I am not completely clear on what sort of communication you are trying to protect, and what your threat model is.
Let's say that agent-in-place X posts to his controller whenever something of political significance happens in Foobarvia. A clever traffic analyst will notice that a certain key posts to alt.anonymous (or contributes to the pool, whatever it is) whenever something big happens in Foobarvia. Conclusions can be drawn -- there is a PGP-using spy in Foobarvia! By carefully limiting access to news tidbits, they can use process of elimination to find the spy. (In reality, it could be much more mundane -- every time Peggy Sue tells Mary Beth a secret, there is a post by the same keyid, etc.) However, if you use a public-key encryption scheme that doesn't store the key-id on the outside of the packet (or store it at all), then you are at liberty to identify the packets for decryption by the target recipient however you want. I've suggested an approach using tokens, which make all the messages from agent-in-place X unlinkable to one another (thus hindering the detection of the aforementioned pattern), while still allowing the recipient to sniff for them efficiently.
Are you worried about an attacker noticing that an anonymous ID is getting a lot of messages?
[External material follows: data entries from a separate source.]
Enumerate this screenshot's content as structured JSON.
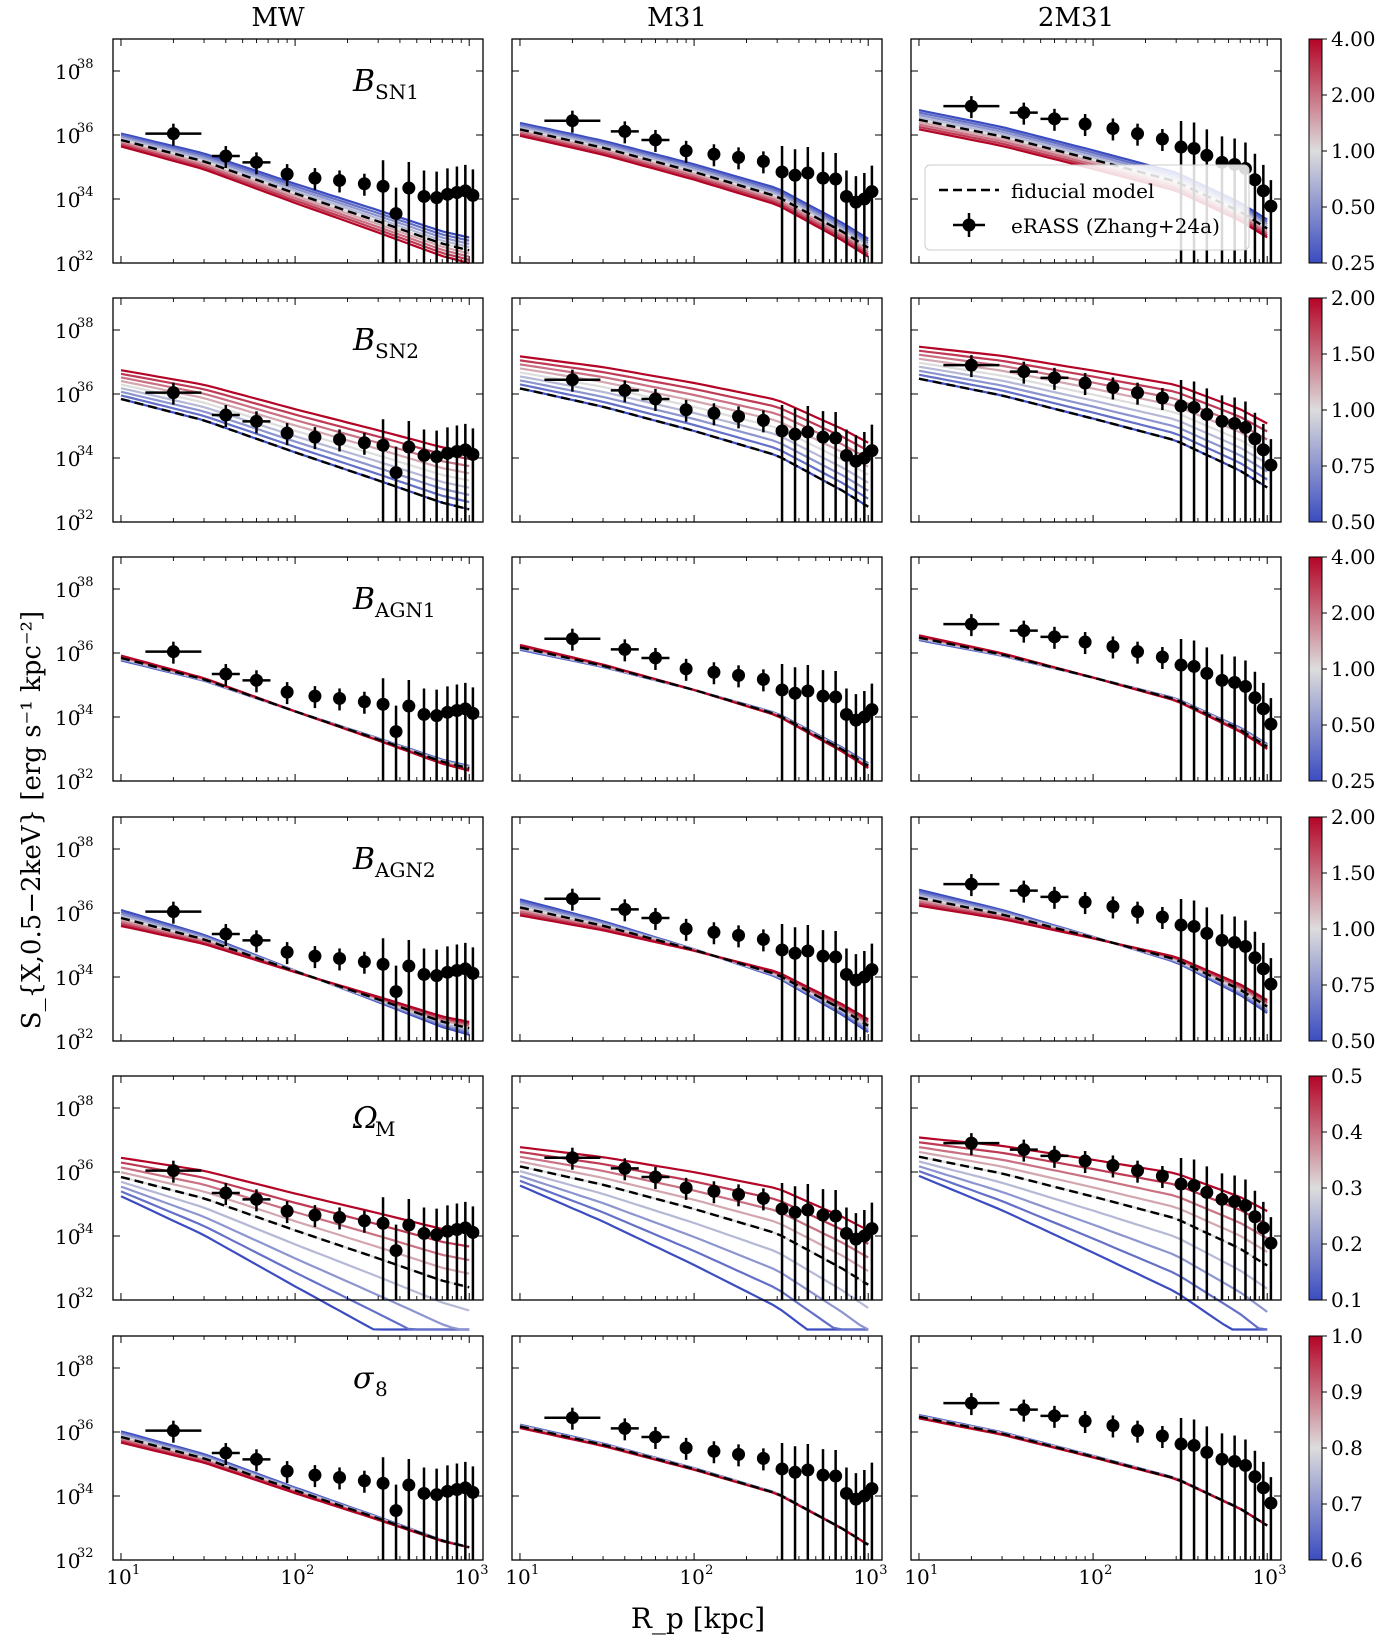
{
  "figure": {
    "column_titles": [
      "MW",
      "M31",
      "2M31"
    ],
    "ylabel": "S_{X,0.5−2keV} [erg s⁻¹ kpc⁻²]",
    "xlabel": "R_p [kpc]",
    "xticks": [
      {
        "main": "10",
        "exp": "1"
      },
      {
        "main": "10",
        "exp": "2"
      },
      {
        "main": "10",
        "exp": "3"
      }
    ],
    "yticks": [
      {
        "main": "10",
        "exp": "32"
      },
      {
        "main": "10",
        "exp": "34"
      },
      {
        "main": "10",
        "exp": "36"
      },
      {
        "main": "10",
        "exp": "38"
      }
    ],
    "legend": {
      "fiducial": "fiducial model",
      "data": "eRASS (Zhang+24a)"
    },
    "colormap": {
      "low": "#3b4cc0",
      "mid": "#dddddd",
      "high": "#b40426"
    }
  },
  "chart_data": {
    "type": "line",
    "xscale": "log",
    "yscale": "log",
    "xlim": [
      9,
      1200
    ],
    "ylim": [
      1e+32,
      1e+39
    ],
    "rows": [
      {
        "param": "B",
        "param_sub": "SN1",
        "cbar_ticks": [
          "4.00",
          "2.00",
          "1.00",
          "0.50",
          "0.25"
        ]
      },
      {
        "param": "B",
        "param_sub": "SN2",
        "cbar_ticks": [
          "2.00",
          "1.50",
          "1.00",
          "0.75",
          "0.50"
        ]
      },
      {
        "param": "B",
        "param_sub": "AGN1",
        "cbar_ticks": [
          "4.00",
          "2.00",
          "1.00",
          "0.50",
          "0.25"
        ]
      },
      {
        "param": "B",
        "param_sub": "AGN2",
        "cbar_ticks": [
          "2.00",
          "1.50",
          "1.00",
          "0.75",
          "0.50"
        ]
      },
      {
        "param": "Ω",
        "param_sub": "M",
        "cbar_ticks": [
          "0.5",
          "0.4",
          "0.3",
          "0.2",
          "0.1"
        ]
      },
      {
        "param": "σ",
        "param_sub": "8",
        "cbar_ticks": [
          "1.0",
          "0.9",
          "0.8",
          "0.7",
          "0.6"
        ]
      }
    ],
    "data_points": {
      "x": [
        20,
        40,
        60,
        90,
        130,
        180,
        250,
        320,
        380,
        450,
        550,
        650,
        750,
        850,
        950,
        1050
      ],
      "MW": [
        1.1e+36,
        2.2e+35,
        1.4e+35,
        6e+34,
        4.5e+34,
        3.8e+34,
        3e+34,
        2.5e+34,
        3.5e+33,
        2.2e+34,
        1.2e+34,
        1.1e+34,
        1.4e+34,
        1.6e+34,
        1.8e+34,
        1.3e+34
      ],
      "M31": [
        2.8e+36,
        1.3e+36,
        7e+35,
        3.2e+35,
        2.5e+35,
        2e+35,
        1.5e+35,
        7e+34,
        5.5e+34,
        6.5e+34,
        4.5e+34,
        4.2e+34,
        1.2e+34,
        8e+33,
        1e+34,
        1.7e+34
      ],
      "2M31": [
        8e+36,
        5e+36,
        3.2e+36,
        2.2e+36,
        1.6e+36,
        1.1e+36,
        7.5e+35,
        4.2e+35,
        3.8e+35,
        2.3e+35,
        1.4e+35,
        1.2e+35,
        9e+34,
        4e+34,
        1.8e+34,
        6e+33
      ]
    },
    "fiducial": {
      "x": [
        10,
        30,
        100,
        300,
        700,
        1000
      ],
      "MW": [
        7e+35,
        1.5e+35,
        1.5e+34,
        2e+33,
        4e+32,
        2.5e+32
      ],
      "M31": [
        1.5e+36,
        4e+35,
        7e+34,
        1.2e+34,
        1e+33,
        3e+32
      ],
      "2M31": [
        3e+36,
        9e+35,
        1.7e+35,
        3.5e+34,
        4e+33,
        1.2e+33
      ]
    }
  }
}
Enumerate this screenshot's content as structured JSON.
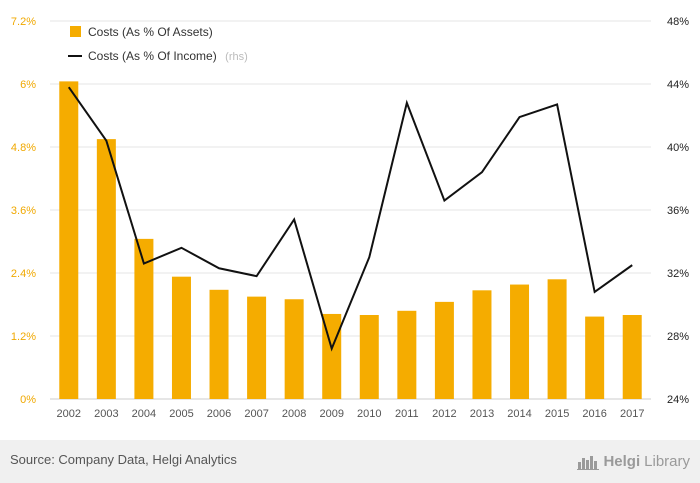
{
  "chart_data": {
    "type": "bar",
    "categories": [
      "2002",
      "2003",
      "2004",
      "2005",
      "2006",
      "2007",
      "2008",
      "2009",
      "2010",
      "2011",
      "2012",
      "2013",
      "2014",
      "2015",
      "2016",
      "2017"
    ],
    "series": [
      {
        "name": "Costs (As % Of Assets)",
        "type": "bar",
        "axis": "left",
        "color": "#f5ac00",
        "values": [
          6.05,
          4.95,
          3.05,
          2.33,
          2.08,
          1.95,
          1.9,
          1.62,
          1.6,
          1.68,
          1.85,
          2.07,
          2.18,
          2.28,
          1.57,
          1.6
        ]
      },
      {
        "name": "Costs (As % Of Income)",
        "suffix": "(rhs)",
        "type": "line",
        "axis": "right",
        "color": "#111111",
        "values": [
          43.8,
          40.4,
          32.6,
          33.6,
          32.3,
          31.8,
          35.4,
          27.2,
          33.0,
          42.8,
          36.6,
          38.4,
          41.9,
          42.7,
          30.8,
          32.5
        ]
      }
    ],
    "y_left": {
      "ylim": [
        0,
        7.2
      ],
      "ticks": [
        "0%",
        "1.2%",
        "2.4%",
        "3.6%",
        "4.8%",
        "6%",
        "7.2%"
      ],
      "tick_values": [
        0,
        1.2,
        2.4,
        3.6,
        4.8,
        6.0,
        7.2
      ]
    },
    "y_right": {
      "ylim": [
        24,
        48
      ],
      "ticks": [
        "24%",
        "28%",
        "32%",
        "36%",
        "40%",
        "44%",
        "48%"
      ],
      "tick_values": [
        24,
        28,
        32,
        36,
        40,
        44,
        48
      ]
    },
    "legend_position": "top-left",
    "grid": "horizontal"
  },
  "footer": {
    "source": "Source: Company Data, Helgi Analytics",
    "logo_bold": "Helgi",
    "logo_light": "Library"
  }
}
If you are using PGP and a message pool, any attacker can decrypt all the messages, and see which correspond to which key, and therefor to which anonymous ID. The only way around this is to use private key crypto. If you are doing that, then you can also use a shared secret to generate a stream of one use message IDs.
Clearly this involves using something other than vanilla PGP, or running some post- and pre- processing to delete and then add back in the key-id. The mandatory external presence of the key-id has always been less than optimal, IMHO.